I do believe they have, because the science and the data make the arguments. Where there’s maybe uncertainty about where PEPFAR’s going to invest is less about the microlevel, and more about the macrolevel. Is funding going to be retained at an appropriate, high level?
PEPFAR exists in a political context, and the U.S. government’s budget is the ultimate definition of politics. You choose what to do, and what not to do, and it’s expressed in the budget, and the budget is a political document. Everybody recognizes that. It’s a dynamic between an administration and a congress.
We have already seen in the third, Trump administration that there have been proposed reductions in funding for PEPFAR. We’ve also seen the level of bipartisan understanding of and commitment to PEPFAR, which I think matches or exceeds virtually any other international initiative by the U.S. government. In that dynamic, Congress has come back in to say, “we’re not cutting PEPFAR.” Quite publicly, Senator Graham and others believe that PEPFAR resources should be increased, given the challenges that we face and given the accomplishments so far.

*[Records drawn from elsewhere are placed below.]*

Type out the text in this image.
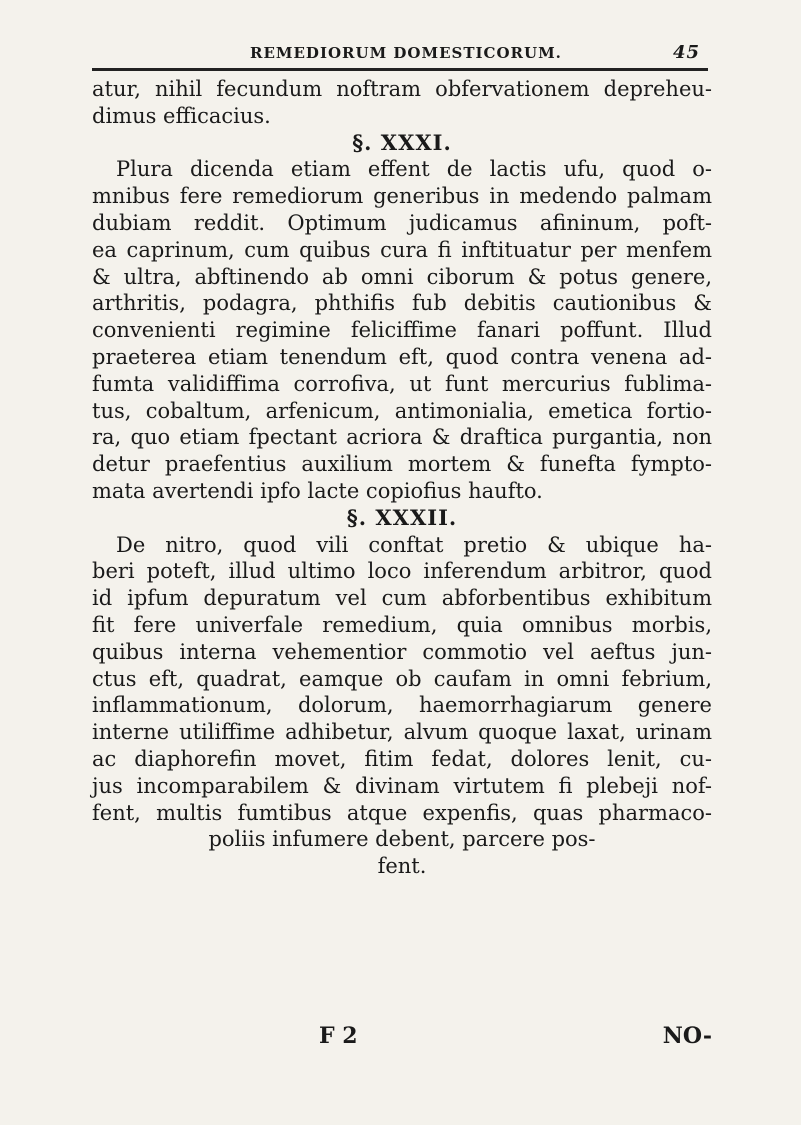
REMEDIORUM DOMESTICORUM.	45
atur, nihil fecundum noftram obfervationem depreheu-
dimus efficacius.
§. XXXI.
Plura dicenda etiam effent de lactis ufu, quod o-
mnibus fere remediorum generibus in medendo palmam
dubiam reddit. Optimum judicamus afininum, poft-
ea caprinum, cum quibus cura fi inftituatur per menfem
& ultra, abftinendo ab omni ciborum & potus genere,
arthritis, podagra, phthifis fub debitis cautionibus &
convenienti regimine feliciffime fanari poffunt. Illud
praeterea etiam tenendum eft, quod contra venena ad-
fumta validiffima corrofiva, ut funt mercurius fublima-
tus, cobaltum, arfenicum, antimonialia, emetica fortio-
ra, quo etiam fpectant acriora & draftica purgantia, non
detur praefentius auxilium mortem & funefta fympto-
mata avertendi ipfo lacte copiofius haufto.
§. XXXII.
De nitro, quod vili conftat pretio & ubique ha-
beri poteft, illud ultimo loco inferendum arbitror, quod
id ipfum depuratum vel cum abforbentibus exhibitum
fit fere univerfale remedium, quia omnibus morbis,
quibus interna vehementior commotio vel aeftus jun-
ctus eft, quadrat, eamque ob caufam in omni febrium,
inflammationum, dolorum, haemorrhagiarum genere
interne utiliffime adhibetur, alvum quoque laxat, urinam
ac diaphorefin movet, fitim fedat, dolores lenit, cu-
jus incomparabilem & divinam virtutem fi plebeji nof-
fent, multis fumtibus atque expenfis, quas pharmaco-
poliis infumere debent, parcere pos-
fent.
F 2	NO-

“Ending AIDS in children isn’t by itself, of course, going to end or control the epidemic writ large. But it’s such a clear and possible step in the direction that we have committed to for 2030, of ending the pandemic as a public health crisis.”
—PEPFAR, including in the latest [country operational plan] process, has shown that it is focused on maximizing results from the resources that are provided, and not being overly distracted by the dynamic between the White House and Congress. At the end of the fiscal year 2018, it is at the same level of funding as FY17, and that’s reflective of two administrations with very different world views. We’re in the process of FY19, and certainly both parties, including the Republican appropriations and foreign relations leadership, which are very strong proponents of PEPFAR. That matters in the aggregate.
If there are proposed funding cuts, you have to trim sails a little bit.
Epidemic control focused on 13 countries necessarily also leads to the question of, “well what’s being left out if you focus the strategy this way in these countries.” There are countries not a part of that priority list and focus. You can’t control the epidemic globally, if it isn’t also controlled in Nigeria. I don’t believe you can control the epidemic if you don’t succeed in ending AIDS in children.
There’s a danger in a political context of focusing so much that you leave out either key cohorts or key geographies. I worry more about that in the current political context than I do about whether investments are being made here or there.
The investments need to continue to be made, regardless of the political context in ending the epidemic in children, not just because everyone feels strongly about protecting innocent children from contracting the virus or developing AIDS, but the success of countries when they do achieve virtual elimination of mother-to-child transmission. That’s a huge signal to the country, to communities, to the public health system in a country. We focused on this, we achieved it, we can do this.
Ending AIDS in children isn’t by itself, of course, going to end or control the epidemic writ large. But it’s such a clear and possible step in the direction that we have committed to for 2030, of ending the pandemic as a public health crisis.
Ending AIDS in children is a milestone on the pathway to ending it as a public health crisis, and that’s something that Tony Fauci and others recognize that there’s no scientific obstacle to. It’s about political will. It’s about resources. It’s about the effective use of those resources. We have all sorts of data to show that, if we stay on this path, continue to invest, continue to improve and adapt, that is a public health milestone that’s possible and that’s necessary to achieve the larger goal of controlling the epidemic.